The effects of gene body DNA methylation on gene regulation still remains highly controversial. In this study, we generated whole genome bisulfite sequencing (WGBS) data with high sequencing depth in induced pluripotent stem cell (iPSC) and neuronal progentior cell (NPC), and investigated the relationship between DNA methylation changes in CpG islands (CGIs) and corresponding gene expression during NPC differentiation. Interestingly, differentially methylated CGIs were more abundant in intragenic regions compared to promoters and these methylated intragenic CGIs (iCGIs) were associated with neuronal development-related genes. When we compared gene expression level of methylated and unmethylated CGIs in intragenic regions, DNA methylation of iCGI was positively correlated with gene expression in contrast with promoter CGIs (pCGIs). To gain insight into regulatory mechanism mediated by iCGI DNA methylation, we executed motif searching in hypermethylated iCGIs and found NEUROD1 as a hypermethylated iCGI binding transcription factor. This study highlights give rise to possibility of activating role of hypermethylation in iCGIs and involvement of neuronal development related TFs.

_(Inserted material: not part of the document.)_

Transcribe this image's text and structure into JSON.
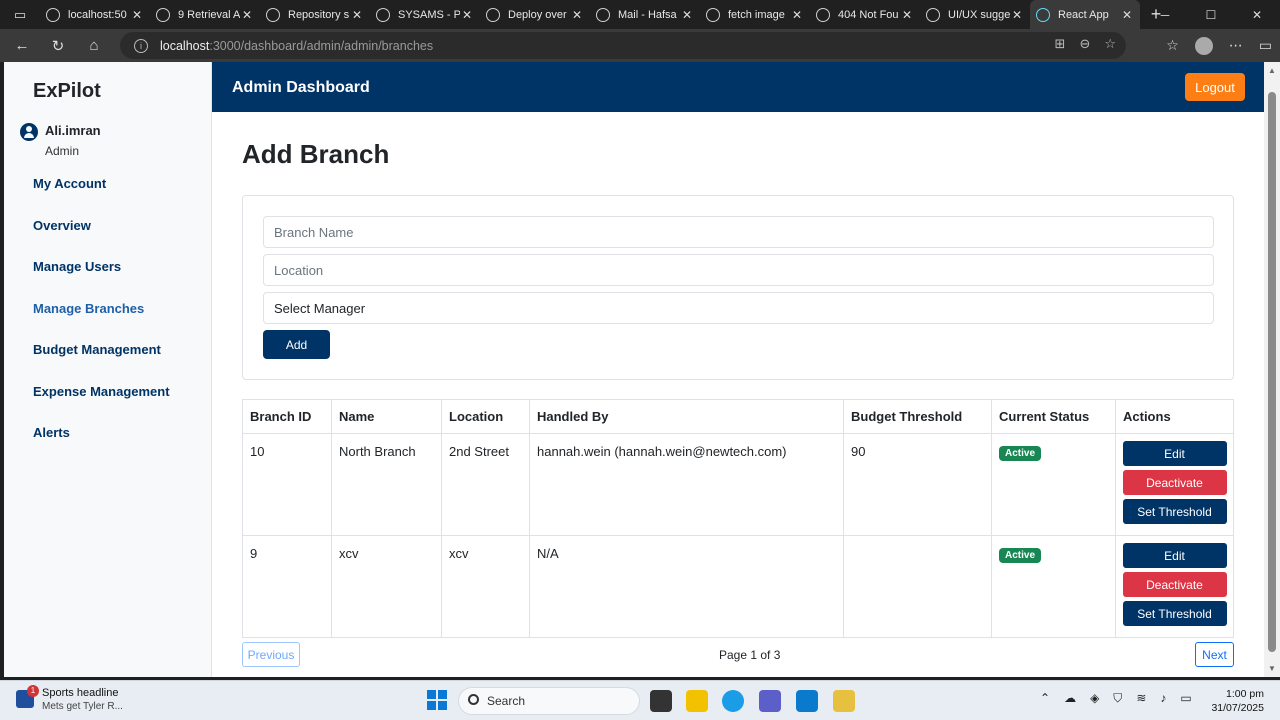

基因体DNA甲基化对基因调控的影响仍然存在很大争议。在本研究中，我们在诱导多能干细胞 (iPSC) 和神经元祖细胞 (NPC) 中生成了具有高测序深度的全基因组亚硫酸氢盐测序 (WGBS) 数据，并研究了 CpG 岛 (CGI) 中 DNA 甲基化变化与相应的关系。 NPC 分化过程中的基因表达。有趣的是，与启动子相比，基因内区域的差异甲基化 CGIs 更丰富，并且这些甲基化的基因内 CGIs (iCGIs) 与神经元发育相关基因相关。当我们比较基因内区域甲基化和非甲基化 CGI 的基因表达水平时，与启动子 CGI (pCGI) 相比，iCGI 的 DNA 甲基化与基因表达呈正相关。为了深入了解 iCGI DNA 甲基化介导的调控机制，我们在高甲基化 iCGI 中执行基序搜索，发现 NEUROD1 作为高甲基化 iCGI 结合转录因子。该研究强调了在 iCGI 中激活高甲基化作用的可能性以及与神经元发育相关的 TF 的参与。